Com 13 anos de existência e uma área de 145 hectares, a VilaIrmã Dulce enfrenta graves problemas com a regularização fundiária. Hoje, sem o documento de posse da terra, nenhum contrato de habitação de interesse social será assinado com a Caixa. A medida adotada pelo Governo Federal tem preocupado o diretor geral da Agência de Desenvolvimento Habitacional (ADH), Gilberto Medeiros, que propôs à comunidade da VilaIrmã Dulce uma discussão mais ampla incluindo a Assembleia Legislativa, Prefeitura, Câmara Municipal e a comissão de moradores.
A convite do diretor geral da ADH, a deputada Belê participou de uma reunião com a comunidade, onde se comprometeu em ajudar no que for possível.

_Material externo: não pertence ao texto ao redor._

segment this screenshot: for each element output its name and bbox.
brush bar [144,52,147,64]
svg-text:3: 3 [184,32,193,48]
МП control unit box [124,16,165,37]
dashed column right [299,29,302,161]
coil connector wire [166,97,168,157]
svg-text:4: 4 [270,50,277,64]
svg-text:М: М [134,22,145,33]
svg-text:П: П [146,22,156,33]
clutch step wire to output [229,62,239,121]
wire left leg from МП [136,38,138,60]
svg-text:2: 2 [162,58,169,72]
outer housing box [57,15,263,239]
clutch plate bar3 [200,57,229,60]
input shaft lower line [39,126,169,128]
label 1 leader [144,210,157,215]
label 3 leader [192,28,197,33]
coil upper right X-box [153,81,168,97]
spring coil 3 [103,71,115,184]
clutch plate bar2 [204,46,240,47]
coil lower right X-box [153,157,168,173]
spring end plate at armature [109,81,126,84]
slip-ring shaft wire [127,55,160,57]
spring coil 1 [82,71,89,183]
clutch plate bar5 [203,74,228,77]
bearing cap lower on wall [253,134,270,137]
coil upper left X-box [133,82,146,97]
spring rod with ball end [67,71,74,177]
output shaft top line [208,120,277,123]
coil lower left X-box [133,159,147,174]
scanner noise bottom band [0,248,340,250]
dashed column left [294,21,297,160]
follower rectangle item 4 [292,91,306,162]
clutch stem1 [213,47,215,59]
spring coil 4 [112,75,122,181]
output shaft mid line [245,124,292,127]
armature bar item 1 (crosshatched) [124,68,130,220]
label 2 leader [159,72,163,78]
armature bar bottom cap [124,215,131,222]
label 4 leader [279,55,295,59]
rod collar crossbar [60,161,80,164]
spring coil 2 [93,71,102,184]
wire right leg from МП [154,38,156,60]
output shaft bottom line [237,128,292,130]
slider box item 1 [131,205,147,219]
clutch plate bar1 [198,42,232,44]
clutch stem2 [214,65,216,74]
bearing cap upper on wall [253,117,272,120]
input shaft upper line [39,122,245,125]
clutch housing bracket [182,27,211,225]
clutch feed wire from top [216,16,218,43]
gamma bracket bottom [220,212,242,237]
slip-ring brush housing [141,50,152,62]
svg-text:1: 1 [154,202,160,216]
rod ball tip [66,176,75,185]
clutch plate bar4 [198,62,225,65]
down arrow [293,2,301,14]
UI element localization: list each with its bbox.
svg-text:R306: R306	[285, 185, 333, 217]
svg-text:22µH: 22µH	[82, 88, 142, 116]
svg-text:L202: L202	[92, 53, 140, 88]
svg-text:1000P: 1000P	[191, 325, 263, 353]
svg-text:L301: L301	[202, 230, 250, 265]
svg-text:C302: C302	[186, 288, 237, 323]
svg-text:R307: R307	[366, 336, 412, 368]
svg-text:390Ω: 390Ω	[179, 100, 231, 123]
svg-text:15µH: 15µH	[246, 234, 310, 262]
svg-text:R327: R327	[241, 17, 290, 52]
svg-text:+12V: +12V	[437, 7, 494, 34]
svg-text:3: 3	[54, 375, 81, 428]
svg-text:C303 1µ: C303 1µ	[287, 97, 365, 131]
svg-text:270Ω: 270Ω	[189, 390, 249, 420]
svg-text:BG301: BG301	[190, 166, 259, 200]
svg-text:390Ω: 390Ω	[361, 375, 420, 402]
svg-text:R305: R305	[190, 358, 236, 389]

Segundo ela, atualmente, a inclusão social passa pela regularização fundiária. “Estive recentemente visitando uma área ocupada na região da Santa Maria da Codipi e fiquei chocada com as precárias condições das famílias, principalmente das crianças. Precisamos encontrar uma solução para isso. Ter uma casa é ter dignidade”, declara a deputada.
Para Gilberto Medeiros, o problema é preocupante, porque a maior parte da população vive em situação de irregularidade fundiária, ficando sem acesso a serviços básicos como moradia, saúde e educação.
Durante a reunião com a comunidade, a advogada Ana Lúcia Gonçalves, da ADH, lembrou que, na época da ocupação da VilaIrmã Dulce, houve uma pressão que resultou num decreto de desapropriação. “Acontece que a Prefeitura não fez a regularização como deveria ter sido feita e o processo caducou. Por isso, as famílias ainda lutam por infraestrutura, por melhor qualidade de vida”, comenta.
O presidente da Associação Comunitária da VilaIrmã Dulce, José Leônidas da Silva, pediu que as autoridades dessem prioridade para as famílias que já moram no local desde a criação da Vila. “É urgente resolver o problema das famílias mais antigas, mais carentes”, argumentou. Segundo ele, o perfil do morador da região mudou. “Muitos comerciantes foram atraídos para a VilaIrmã Dulce, eu acho que o tratamento não pode ser igual”, finaliza.